German State Media Refuse to Run Migrant Murder Story, Say It's 'Too Regional'

Chris Menahan
InformationLiberation
Dec. 05, 2016

A German state broadcaster refused to report on the murder of 19-year-old Maria Ladenburger by a 17-year-old Afghan migrant because her killing "was no different to other isolated murders."

From The Daily Express:
A MAJOR news programme has caused outrage for refusing to report on the arrest of a migrant over the murder of a German teenage girl because the story was "too regional" - despite making headlines around the world.

The decision by the TV executives behind Tagesschau, broadcast on mainstream channel ARD, which is funded by licence fee payers, has created anger across the nation.

Maria, the daughter of a high-ranking European Union official, was raped and drowned in the attack, which took place when she was on her way back from a party in October.
The 19-year-old medical student volunteered part-time with a migrant charity but it is unknown whether she knew her attacker.

A march took place yesterday after news broke the Afghan migrant had been arrested over the killing in the city of Freiburg.

Despite widespread anger Tagesschau declined to include the story on its news programme claiming it was no different to other isolated murders.
[...]The furious reaction forced Tagesscahu editor-in-chief Dr Kai Gniffke to release a statement defending the programme's decision.

He wrote: “Many people are currently intensely discussing the question whether the Tagesschau should have reported the arrest of the suspect in Freiburg. On social media and in some media outlets commentators are criticising our decision not to talk about the murder case.”
He added “every murder is terrible” but said “we rarely talk about specific crime cases…

“The Tagesschau reports on societal, national and international relevant events. A murder case is not part of this.”

Dr Gniffke added: “But since we evaluate the discussion value of one topic as being lower than the criterium of relevance for the Tagesschau, we decided against reporting the murder case during the show.”
This is the equivalent of a family saying they're not going to discuss the murder of their own daughter because other murders happen elsewhere in the world. The story is massive news because it was a foreigner killing one of our own. A foreigner shown nothing but kindness and taken in foolishly with open arms.

This insanity is straight out of a recently leaked "checklist" given to journalists in neighboring Austria detailing how to report, or misreport on migrant crime.

Diversity Macht Frei shared a translation of the Austrian Press Council's "code of practice":
The Press Council has put together a "checklist" to serve as a guide to the media when reporting on the topic of refugees. This is discussed "emotionally and controversially" in the population but also in the media. The list is intended to enable "self-reflection" but also to offer a "practical orientation aid", according to the self-monitoring body of the press.

The basis for this was formed by consultations of three senates of the press council on "how to report responsibly about refugees and asylum seekers". The basis for the decisions of the press council, which has been occupied for months with this topic, continues to be the Code of Professional Conduct for the Austrian press.

The press council's checklist ("Responsible journalism when reporting about refugees") reads:

Would I also report about wrongful behaviour if had not been committed by a foreigners/asylum seeker/migrant?
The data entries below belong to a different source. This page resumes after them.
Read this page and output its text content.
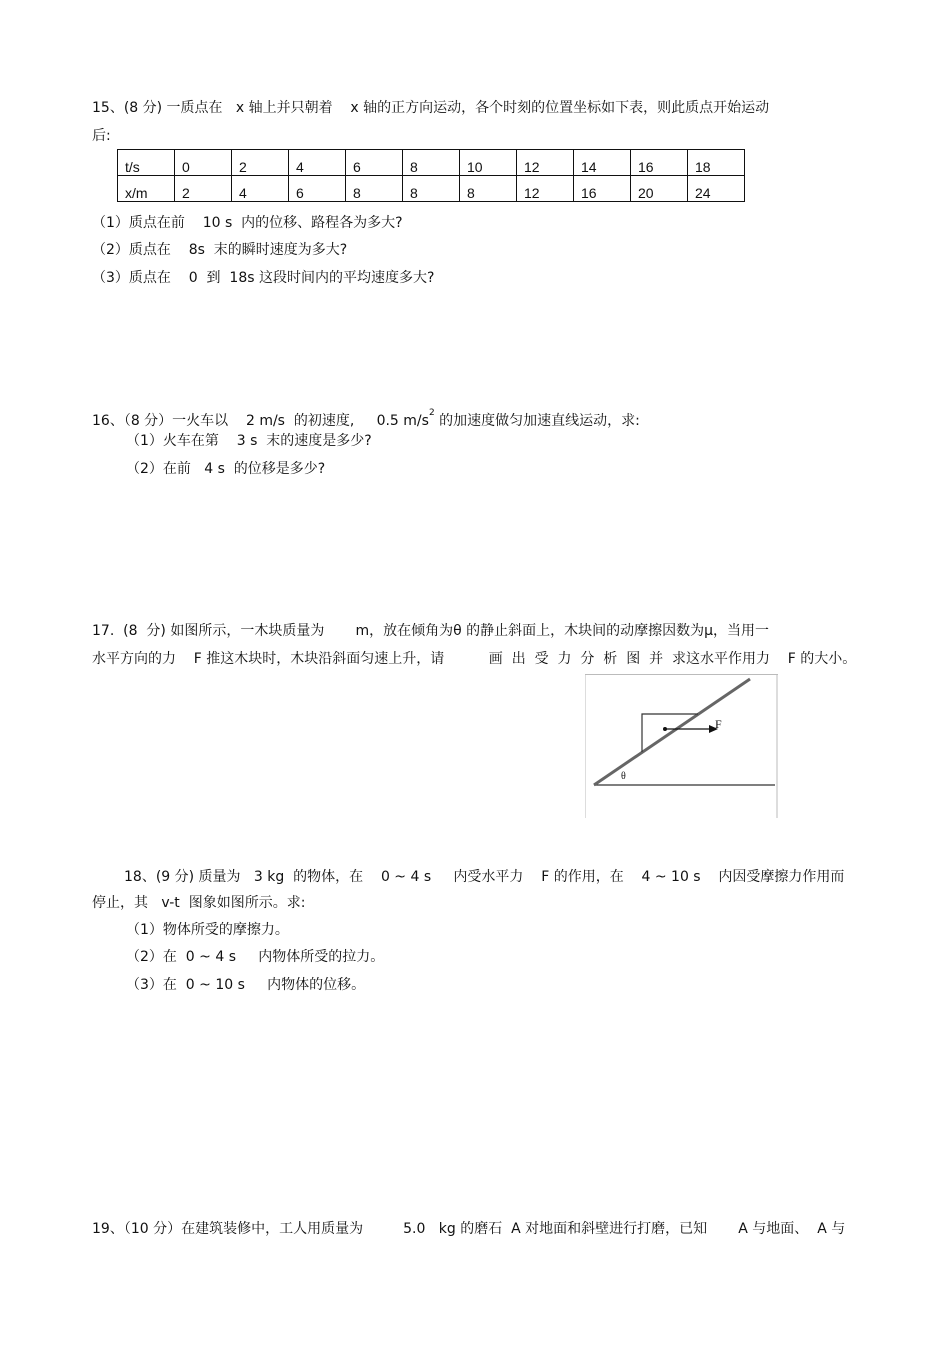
15、(8 分) 一质点在   x 轴上并只朝着    x 轴的正方向运动，各个时刻的位置坐标如下表，则此质点开始运动
后:
t/s	0	2	4	6	8	10	12	14	16	18
x/m	2	4	6	8	8	8	12	16	20	24
（1）质点在前    10 s  内的位移、路程各为多大?
（2）质点在    8s  末的瞬时速度为多大?
（3）质点在    0  到  18s 这段时间内的平均速度多大?
16、（8 分）一火车以    2 m/s  的初速度,     0.5 $m/s^2$ 的加速度做匀加速直线运动，求:
（1）火车在第    3 s  末的速度是多少?
（2）在前   4 s  的位移是多少?
17.  (8  分) 如图所示，一木块质量为       m，放在倾角为θ 的静止斜面上，木块间的动摩擦因数为μ，当用一
水平方向的力    F 推这木块时，木块沿斜面匀速上升，请          画  出  受  力  分  析  图  并  求这水平作用力    F 的大小。
F
θ
18、(9 分) 质量为   3 kg  的物体，在    0 ~ 4 s     内受水平力    F 的作用，在    4 ~ 10 s    内因受摩擦力作用而
停止，其   v-t  图象如图所示。求:
（1）物体所受的摩擦力。
（2）在  0 ~ 4 s     内物体所受的拉力。
（3）在  0 ~ 10 s     内物体的位移。
19、（10 分）在建筑装修中，工人用质量为         5.0   kg 的磨石  A 对地面和斜壁进行打磨，已知       A 与地面、  A 与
Have I adequately researched my topic, do my sources go beyond mere (internet) rumours?

Have I presented the facts that are required for a comprehensive and balanced reporting of my topic?

Have I checked whether my reporting/my choice of words/my selection of photos could strengthen prejudices?
A headline which is absolutely haram.
Have I checked whether information that could stir up prejudices could be left out, without changing the meaning and truth content of the story or impairing the understanding of the readers?

Have I checked whether specific information thwarts other intentions (e.g. not mentioning a person's origin, but mentioning a name that sounds foreign)?

Note: merely mentioning the origin of a (suspected) criminal foreigner/asylum seeker/migrant is not an ethical infringement according to the current practice of the press council senate. However, in specific cases, journalists should weigh up whether mentioning origin is required for the reader's understanding.

Have I considered whether someone could be hurt or insulted by my reporting/my choice of words/my photo selection?

Am I clear about the intentions my information provider/research sources are pursuing?

Can I open an internet forum on the topic without having to fear that the discussion gets out of hand?

Am I sure that I don't have any non-journalistic motives for wanting to take up this topic?
Rather than report the news, you must act as an advocate on behalf of criminal foreigners and hide the reality of the crimes they commit so as not to "stir up prejudices."

The fact of the matter is these migrants commit crime at hugely disproportionate rates when compared to Europeans. As Norwegian police chief Thomas Utne Pettersen said earlier this year, "People's xenophobia in relation to this group is highly rational and justified."